La terza straordinaria fonte di bellezza è la voce narrante, la voce e la carne di Piera Degli Esposti, che dona uno stupore infantile e una gioia intatta ad ogni gesto di Louise.
Adesso dimentichiamo l’età della protagonista così da trovare la Louise che è dentro ciascuno di noi, uomo o donna, giovane o vecchio o bambino. Vediamo cosa succede.
In una cittadina della Normandia passa un solo treno a stagione: all’inizio dell’estate, porta al mare i villeggianti, e alla fine, li riporta in città. Louise perde quell’unico treno: lei è puntualissima ma il suo orologio si è fermato. Perdere un treno significa perdere un’occasione, nella nostra lingua. Qui Louise la trova. Rimasta sola, capisce che dovrà passare lì l’inverno e si organizza: lascia la casa di paese, sarebbe troppo fredda e umida, si costruisce un capanno sulla spiaggia. Spacca con un sasso la vetrina del negozio, si arma di chiodi e martello, indossa cappello e stivali. Non ci può essere altro di quello che c’è: dunque Louise non desidera ciò che non può avere e libera dai bisogni si avvia verso i mesi, segnati dal calendario delle maree. Libera dai bisogni materiali, l’orologio fermo: bisogna pensare come sarebbero le nostre vite, così. È come se quella di Louise cominciasse adesso: non ha più paura di niente, non sente più i reumatismi, guarisce. Un vecchio cane randagio, dopo qualche tempo, le si avvicina. Formano una coppia. Proprio come una vecchia coppia che si capisce si parla si fa compagnia, indovina i sentimenti dell’altro, si aiuta. Con un cane è più facile. Louise pesca, cucina, fa lunghe passeggiate e bagni di mare. Sogna. Ricorda se stessa da bambina, poi da ragazza: uno e molti amori, un misterioso paracadutista, una madre e una nonna durissime, le sue ribellioni. Aveva dimenticato quello che non voleva più ricordare, adesso tutto torna. La voce di Piera Degli Esposti non lascia indietro nessuna sfumatura di dubbio, esitazione, nessuna allegria. È una Robinson Crusoe Louise ma simpatica però, e ragazza. Una vecchia ragazza avventurosa.

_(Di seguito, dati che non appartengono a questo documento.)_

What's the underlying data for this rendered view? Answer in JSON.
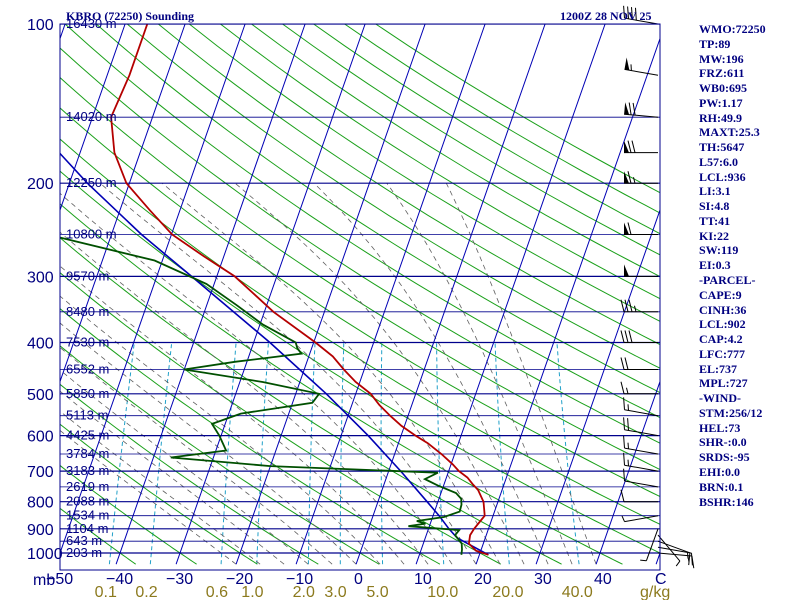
{
  "header": {
    "station": "KBRO (72250) Sounding",
    "time": "1200Z 28 NOV 25"
  },
  "colors": {
    "isobar": "#00008c",
    "isotherm": "#0000b4",
    "dry_adiabat": "#1aa01a",
    "moist_adiabat": "#606060",
    "mixing_ratio": "#20a0c8",
    "temperature": "#b40000",
    "dewpoint": "#005000",
    "parcel": "#0000b4",
    "wind_barb": "#000000",
    "stats_text": "#000080",
    "mixing_label": "#8c7a1e"
  },
  "chart_data": {
    "type": "skew-t",
    "ylabel": "mb",
    "xunit": "C",
    "mixing_unit": "g/kg",
    "pressure_ticks": [
      100,
      200,
      300,
      400,
      500,
      600,
      700,
      800,
      900,
      1000
    ],
    "ylim_mb": [
      1050,
      100
    ],
    "temperature_ticks": [
      -50,
      -40,
      -30,
      -20,
      -10,
      0,
      10,
      20,
      30,
      40
    ],
    "mixing_ratio_ticks": [
      "0.1",
      "0.2",
      "0.6",
      "1.0",
      "2.0",
      "3.0",
      "5.0",
      "10.0",
      "20.0",
      "40.0"
    ],
    "height_labels": [
      {
        "p": 100,
        "label": "16430 m"
      },
      {
        "p": 150,
        "label": "14020 m"
      },
      {
        "p": 200,
        "label": "12250 m"
      },
      {
        "p": 250,
        "label": "10800 m"
      },
      {
        "p": 300,
        "label": "9570 m"
      },
      {
        "p": 350,
        "label": "8480 m"
      },
      {
        "p": 400,
        "label": "7530 m"
      },
      {
        "p": 450,
        "label": "6552 m"
      },
      {
        "p": 500,
        "label": "5850 m"
      },
      {
        "p": 550,
        "label": "5113 m"
      },
      {
        "p": 600,
        "label": "4425 m"
      },
      {
        "p": 650,
        "label": "3784 m"
      },
      {
        "p": 700,
        "label": "3183 m"
      },
      {
        "p": 750,
        "label": "2619 m"
      },
      {
        "p": 800,
        "label": "2088 m"
      },
      {
        "p": 850,
        "label": "1534 m"
      },
      {
        "p": 900,
        "label": "1104 m"
      },
      {
        "p": 950,
        "label": "643 m"
      },
      {
        "p": 1000,
        "label": "203 m"
      }
    ],
    "temperature_profile": [
      {
        "p": 1008,
        "t": 21.5
      },
      {
        "p": 990,
        "t": 19.2
      },
      {
        "p": 960,
        "t": 17.6
      },
      {
        "p": 925,
        "t": 17.3
      },
      {
        "p": 900,
        "t": 17.6
      },
      {
        "p": 870,
        "t": 18.2
      },
      {
        "p": 850,
        "t": 18.6
      },
      {
        "p": 820,
        "t": 18.0
      },
      {
        "p": 800,
        "t": 17.6
      },
      {
        "p": 780,
        "t": 16.8
      },
      {
        "p": 760,
        "t": 16.0
      },
      {
        "p": 740,
        "t": 14.7
      },
      {
        "p": 720,
        "t": 13.5
      },
      {
        "p": 700,
        "t": 11.7
      },
      {
        "p": 680,
        "t": 10.3
      },
      {
        "p": 650,
        "t": 7.8
      },
      {
        "p": 620,
        "t": 4.9
      },
      {
        "p": 600,
        "t": 2.4
      },
      {
        "p": 575,
        "t": -0.5
      },
      {
        "p": 550,
        "t": -3.0
      },
      {
        "p": 525,
        "t": -5.4
      },
      {
        "p": 500,
        "t": -7.5
      },
      {
        "p": 475,
        "t": -10.7
      },
      {
        "p": 450,
        "t": -13.4
      },
      {
        "p": 425,
        "t": -16.0
      },
      {
        "p": 400,
        "t": -19.7
      },
      {
        "p": 350,
        "t": -28.5
      },
      {
        "p": 300,
        "t": -37.0
      },
      {
        "p": 275,
        "t": -43.3
      },
      {
        "p": 250,
        "t": -49.9
      },
      {
        "p": 225,
        "t": -55.0
      },
      {
        "p": 200,
        "t": -60.5
      },
      {
        "p": 175,
        "t": -64.3
      },
      {
        "p": 150,
        "t": -66.9
      },
      {
        "p": 125,
        "t": -66.3
      },
      {
        "p": 100,
        "t": -66.3
      }
    ],
    "dewpoint_profile": [
      {
        "p": 1008,
        "t": 17.0
      },
      {
        "p": 985,
        "t": 16.8
      },
      {
        "p": 960,
        "t": 16.4
      },
      {
        "p": 925,
        "t": 14.8
      },
      {
        "p": 905,
        "t": 15.2
      },
      {
        "p": 890,
        "t": 6.5
      },
      {
        "p": 880,
        "t": 9.2
      },
      {
        "p": 870,
        "t": 7.6
      },
      {
        "p": 855,
        "t": 11.9
      },
      {
        "p": 835,
        "t": 14.2
      },
      {
        "p": 810,
        "t": 14.1
      },
      {
        "p": 790,
        "t": 13.7
      },
      {
        "p": 770,
        "t": 12.5
      },
      {
        "p": 745,
        "t": 9.0
      },
      {
        "p": 725,
        "t": 6.5
      },
      {
        "p": 705,
        "t": 8.3
      },
      {
        "p": 685,
        "t": -20.0
      },
      {
        "p": 660,
        "t": -37.1
      },
      {
        "p": 640,
        "t": -28.3
      },
      {
        "p": 600,
        "t": -30.3
      },
      {
        "p": 570,
        "t": -32.2
      },
      {
        "p": 545,
        "t": -28.0
      },
      {
        "p": 520,
        "t": -16.7
      },
      {
        "p": 500,
        "t": -16.1
      },
      {
        "p": 475,
        "t": -26.2
      },
      {
        "p": 450,
        "t": -40.0
      },
      {
        "p": 435,
        "t": -32.0
      },
      {
        "p": 420,
        "t": -21.4
      },
      {
        "p": 410,
        "t": -22.4
      },
      {
        "p": 400,
        "t": -23.0
      },
      {
        "p": 370,
        "t": -29.5
      },
      {
        "p": 340,
        "t": -35.0
      },
      {
        "p": 310,
        "t": -41.3
      },
      {
        "p": 280,
        "t": -51.3
      },
      {
        "p": 250,
        "t": -70.7
      },
      {
        "p": 225,
        "t": -71.5
      },
      {
        "p": 200,
        "t": -73.2
      },
      {
        "p": 175,
        "t": -77.2
      },
      {
        "p": 150,
        "t": -82.1
      },
      {
        "p": 125,
        "t": -86.0
      },
      {
        "p": 100,
        "t": -88.1
      }
    ],
    "parcel_profile": [
      {
        "p": 1008,
        "t": 21.5
      },
      {
        "p": 936,
        "t": 15.3
      },
      {
        "p": 900,
        "t": 13.4
      },
      {
        "p": 850,
        "t": 11.0
      },
      {
        "p": 800,
        "t": 8.2
      },
      {
        "p": 700,
        "t": 2.0
      },
      {
        "p": 600,
        "t": -5.5
      },
      {
        "p": 500,
        "t": -14.9
      },
      {
        "p": 400,
        "t": -27.3
      },
      {
        "p": 300,
        "t": -44.2
      },
      {
        "p": 250,
        "t": -55.0
      },
      {
        "p": 200,
        "t": -67.0
      },
      {
        "p": 150,
        "t": -81.0
      },
      {
        "p": 130,
        "t": -87.2
      }
    ],
    "wind_barbs": [
      {
        "p": 1000,
        "dir": 95,
        "kt": 15
      },
      {
        "p": 975,
        "dir": 100,
        "kt": 15
      },
      {
        "p": 950,
        "dir": 110,
        "kt": 10
      },
      {
        "p": 925,
        "dir": 140,
        "kt": 5
      },
      {
        "p": 900,
        "dir": 200,
        "kt": 5
      },
      {
        "p": 850,
        "dir": 260,
        "kt": 5
      },
      {
        "p": 800,
        "dir": 270,
        "kt": 10
      },
      {
        "p": 750,
        "dir": 280,
        "kt": 10
      },
      {
        "p": 700,
        "dir": 280,
        "kt": 15
      },
      {
        "p": 650,
        "dir": 280,
        "kt": 15
      },
      {
        "p": 600,
        "dir": 280,
        "kt": 20
      },
      {
        "p": 550,
        "dir": 280,
        "kt": 15
      },
      {
        "p": 500,
        "dir": 270,
        "kt": 15
      },
      {
        "p": 450,
        "dir": 270,
        "kt": 20
      },
      {
        "p": 400,
        "dir": 270,
        "kt": 30
      },
      {
        "p": 350,
        "dir": 270,
        "kt": 35
      },
      {
        "p": 300,
        "dir": 270,
        "kt": 50
      },
      {
        "p": 250,
        "dir": 270,
        "kt": 60
      },
      {
        "p": 200,
        "dir": 270,
        "kt": 65
      },
      {
        "p": 175,
        "dir": 270,
        "kt": 70
      },
      {
        "p": 150,
        "dir": 275,
        "kt": 70
      },
      {
        "p": 125,
        "dir": 280,
        "kt": 55
      },
      {
        "p": 100,
        "dir": 280,
        "kt": 40
      }
    ]
  },
  "stats": [
    "WMO:72250",
    "TP:89",
    "MW:196",
    "FRZ:611",
    "WB0:695",
    "PW:1.17",
    "RH:49.9",
    "MAXT:25.3",
    "TH:5647",
    "L57:6.0",
    "LCL:936",
    "LI:3.1",
    "SI:4.8",
    "TT:41",
    "KI:22",
    "SW:119",
    "EI:0.3",
    "-PARCEL-",
    "CAPE:9",
    "CINH:36",
    "LCL:902",
    "CAP:4.2",
    "LFC:777",
    "EL:737",
    "MPL:727",
    "-WIND-",
    "STM:256/12",
    "HEL:73",
    "SHR-:0.0",
    "SRDS:-95",
    "EHI:0.0",
    "BRN:0.1",
    "BSHR:146"
  ]
}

Le stagioni di Louise ( Louise en hiver, in originale) è, alla fine, un film sulla scoperta della libertà. Sul tempo quando si ferma e quando torna. Quando sembra che stia per finire e invece ricomincia. Sul vento, sul mare quando è oceano. Sul gioco: un gioco capace di non farti pensare ad altro che a quello. È come entrare nel magazzino di una vecchia cartoleria che chiude e liquida tutto, trovarci dentro i righelli di legno e i goniometri, le scatole di latta con le matite appuntite, i segnalibri di pelle, i quaderni con la cartina del Paese in copertina. Con quelli, e con la colla nel barattolo — il pennello, la colla — costruire una casa e andarci a vivere dentro. Per una stagione, solo per un po’. Finché col treno non tornano tutti, sulla spiaggia, e ti ritrovano e ti salutano con la mano come si saluta un campione. Uno che ha vinto la gara, un eroe delle piccole cose. Le più grandi.